On le savait intimement, on en a désormais la preuve. À tel point que le groupe d'assurances Allianz, en auscultant son marché, prévoit que les cas de démence seront multipliés par trois dans le monde d'ici à 2050, par deux en Europe (notamment en France et en Allemagne) et par quatre en Asie. Si, bien sûr, les causes sont multifactorielles (le vieillissement de la population en étant l'un des facteurs majeurs), l'état économique de chaque pays y tient une place importante, la démence devenant une sorte de pandémie des pays industrialisés. Ajoutons à cela le calendrier maya et les oracles de tout poil au sujet de 2012, et nous aurons là un cocktail détonnant, propre à déverser moult angoisses sur les divans des psychanalystes.

« La crise et avec elle son cortège de mauvaises nouvelles donnent une résonance particulière aux troubles des patients. Quand on anticipe un futur catastrophique, on perd ses capacités d'innovation et d'adaptation. Or, la recherche de nouveautés et l'aiguillon du désir restent capitaux dans la recherche du bien-être mais sont aujourd'hui tétanisés par la crise économique », constate le professeur Michel Lejoyeux, spécialiste en addictologie. Se rassurer par ce que l'on connaît et maîtrise parfaitement est d'après lui contre-productif dans la situation actuelle, celle-ci imposant plus que jamais une mise en mouvement. « Quand une situation est trop anxiogène, on a tendance à chercher refuge dans des croyances irrationnelles. Tout ce qui n'est pas raisonnable apparaît alors comme une réponse possible, le surnaturel apparaissant plus protecteur que le réalisme. Voilà pourquoi les crispations religieuses ressurgissent actuellement. Mais aussi les replis identitaires. Tout nous pousse à rechercher des protections dans des univers qui nous semblent plus maîtrisables », analyse ce professeur de psychiatrie et d'addictologie à l'hôpital Bichat et à Maison Blanche.
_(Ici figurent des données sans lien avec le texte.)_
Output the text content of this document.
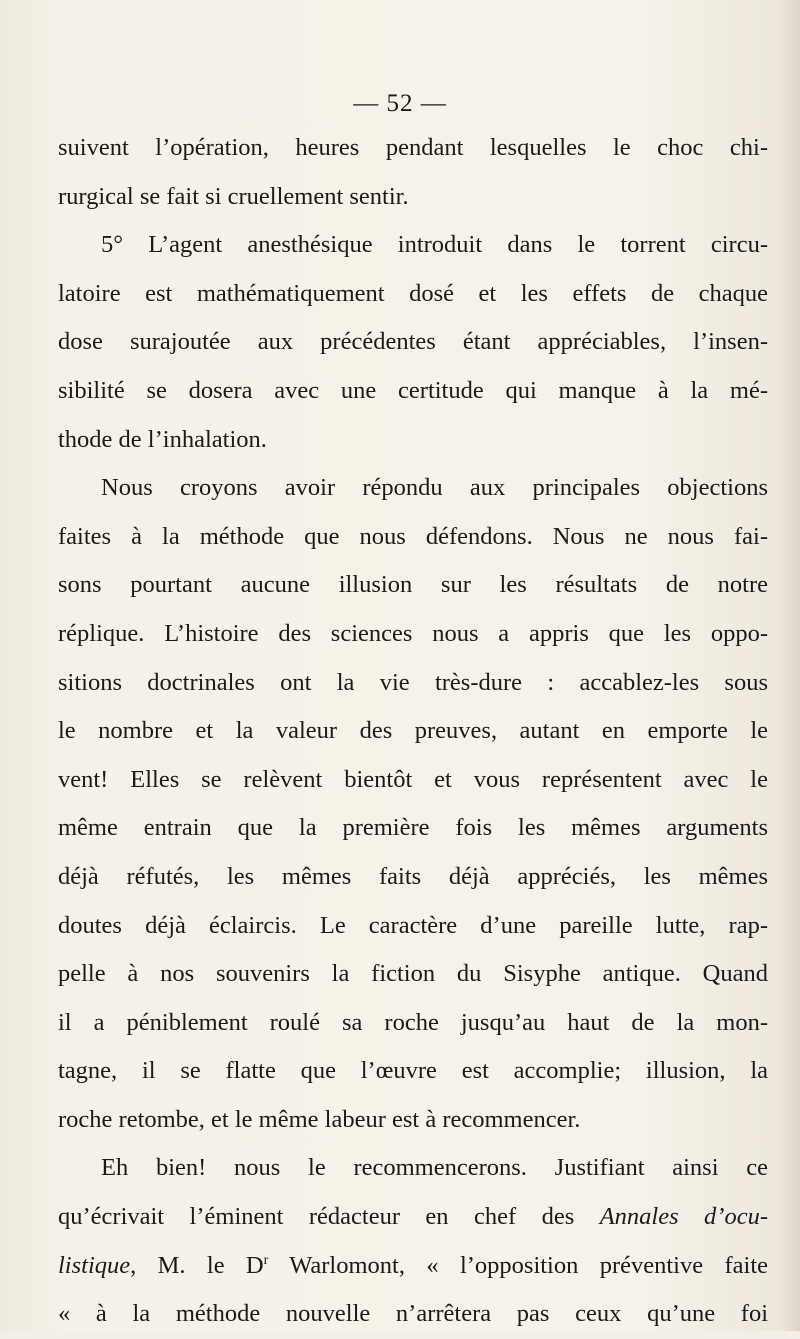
— 52 —
suivent l’opération, heures pendant lesquelles le choc chi-
rurgical se fait si cruellement sentir.
5° L’agent anesthésique introduit dans le torrent circu-
latoire est mathématiquement dosé et les effets de chaque
dose surajoutée aux précédentes étant appréciables, l’insen-
sibilité se dosera avec une certitude qui manque à la mé-
thode de l’inhalation.
Nous croyons avoir répondu aux principales objections
faites à la méthode que nous défendons. Nous ne nous fai-
sons pourtant aucune illusion sur les résultats de notre
réplique. L’histoire des sciences nous a appris que les oppo-
sitions doctrinales ont la vie très-dure : accablez-les sous
le nombre et la valeur des preuves, autant en emporte le
vent! Elles se relèvent bientôt et vous représentent avec le
même entrain que la première fois les mêmes arguments
déjà réfutés, les mêmes faits déjà appréciés, les mêmes
doutes déjà éclaircis. Le caractère d’une pareille lutte, rap-
pelle à nos souvenirs la fiction du Sisyphe antique. Quand
il a péniblement roulé sa roche jusqu’au haut de la mon-
tagne, il se flatte que l’œuvre est accomplie; illusion, la
roche retombe, et le même labeur est à recommencer.
Eh bien! nous le recommencerons. Justifiant ainsi ce
qu’écrivait l’éminent rédacteur en chef des Annales d’ocu-
listique, M. le $D^r$ Warlomont, « l’opposition préventive faite
« à la méthode nouvelle n’arrêtera pas ceux qu’une foi
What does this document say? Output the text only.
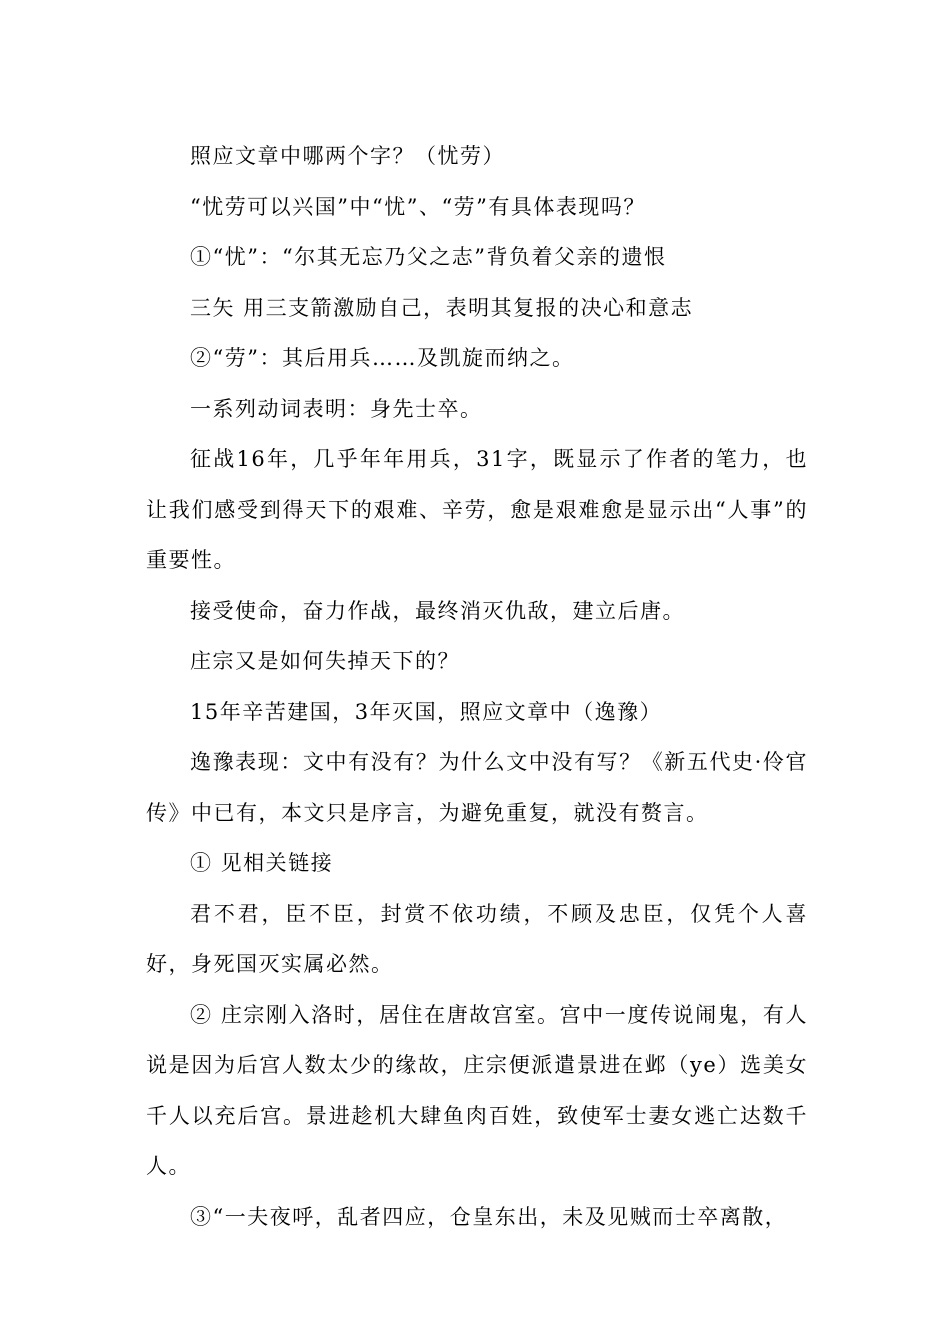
照应文章中哪两个字？（忧劳）

“忧劳可以兴国”中“忧”、“劳”有具体表现吗？

①“忧”：“尔其无忘乃父之志”背负着父亲的遗恨

三矢 用三支箭激励自己，表明其复报的决心和意志

②“劳”：其后用兵……及凯旋而纳之。

一系列动词表明：身先士卒。

征战16年，几乎年年用兵，31字，既显示了作者的笔力，也让我们感受到得天下的艰难、辛劳，愈是艰难愈是显示出“人事”的重要性。

接受使命，奋力作战，最终消灭仇敌，建立后唐。

庄宗又是如何失掉天下的？

15年辛苦建国，3年灭国，照应文章中（逸豫）

逸豫表现：文中有没有？为什么文中没有写？《新五代史·伶官传》中已有，本文只是序言，为避免重复，就没有赘言。

① 见相关链接

君不君，臣不臣，封赏不依功绩，不顾及忠臣，仅凭个人喜好，身死国灭实属必然。

② 庄宗刚入洛时，居住在唐故宫室。宫中一度传说闹鬼，有人说是因为后宫人数太少的缘故，庄宗便派遣景进在邺（ye）选美女千人以充后宫。景进趁机大肆鱼肉百姓，致使军士妻女逃亡达数千人。

③“一夫夜呼，乱者四应，仓皇东出，未及见贼而士卒离散，
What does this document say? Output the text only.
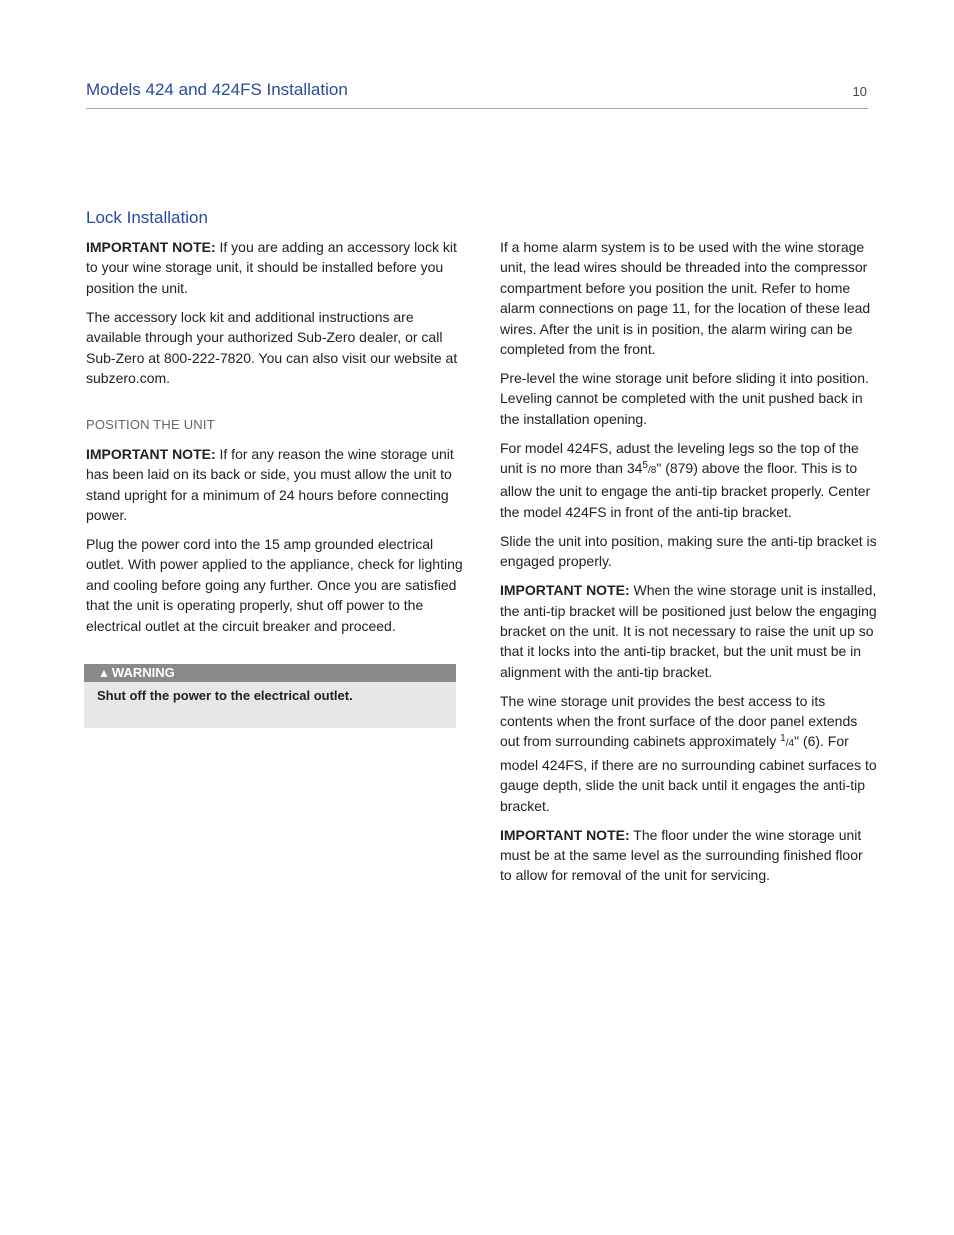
Models 424 and 424FS Installation	10
Lock Installation

IMPORTANT NOTE: If you are adding an accessory lock kit to your wine storage unit, it should be installed before you position the unit.

The accessory lock kit and additional instructions are available through your authorized Sub-Zero dealer, or call Sub-Zero at 800-222-7820. You can also visit our website at subzero.com.

POSITION THE UNIT

IMPORTANT NOTE: If for any reason the wine storage unit has been laid on its back or side, you must allow the unit to stand upright for a minimum of 24 hours before connecting power.

Plug the power cord into the 15 amp grounded electrical outlet. With power applied to the appliance, check for lighting and cooling before going any further. Once you are satisfied that the unit is operating properly, shut off power to the electrical outlet at the circuit breaker and proceed.

▲ WARNING
Shut off the power to the electrical outlet.

If a home alarm system is to be used with the wine storage unit, the lead wires should be threaded into the compressor compartment before you position the unit. Refer to home alarm connections on page 11, for the location of these lead wires. After the unit is in position, the alarm wiring can be completed from the front.

Pre-level the wine storage unit before sliding it into position. Leveling cannot be completed with the unit pushed back in the installation opening.

For model 424FS, adust the leveling legs so the top of the unit is no more than $34^5/8$" (879) above the floor. This is to allow the unit to engage the anti-tip bracket properly. Center the model 424FS in front of the anti-tip bracket.

Slide the unit into position, making sure the anti-tip bracket is engaged properly.

IMPORTANT NOTE: When the wine storage unit is installed, the anti-tip bracket will be positioned just below the engaging bracket on the unit. It is not necessary to raise the unit up so that it locks into the anti-tip bracket, but the unit must be in alignment with the anti-tip bracket.

The wine storage unit provides the best access to its contents when the front surface of the door panel extends out from surrounding cabinets approximately $^1$/4" (6). For model 424FS, if there are no surrounding cabinet surfaces to gauge depth, slide the unit back until it engages the anti-tip bracket.

IMPORTANT NOTE: The floor under the wine storage unit must be at the same level as the surrounding finished floor to allow for removal of the unit for servicing.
Résultat : un désir de contrôle et une exigence accrus dans la sphère privée. Premiers touchés, les enfants supposés être parfaits à l'école, mais aussi les conjoints, sommés de satisfaire les moindres exigences. « Puisque les prévisions économiques m'échappent, tu dois être ce que j'attends que tu sois, disent en substance les plus anxieux à leur entourage. C'est le temps de la jalousie et des caprices sentimentaux, comme une sorte de vengeance des difficultés de la vie et une réponse symétrique aux soucis de la vie professionnelle. L'exigence de performance, que les individus n'obtiennent pas sur le plan économique, est recherchée dans la vie privée. Chacun veut prendre x % de plus de qualité de vie amoureuse ou familiale », note Michel Lejoyeux.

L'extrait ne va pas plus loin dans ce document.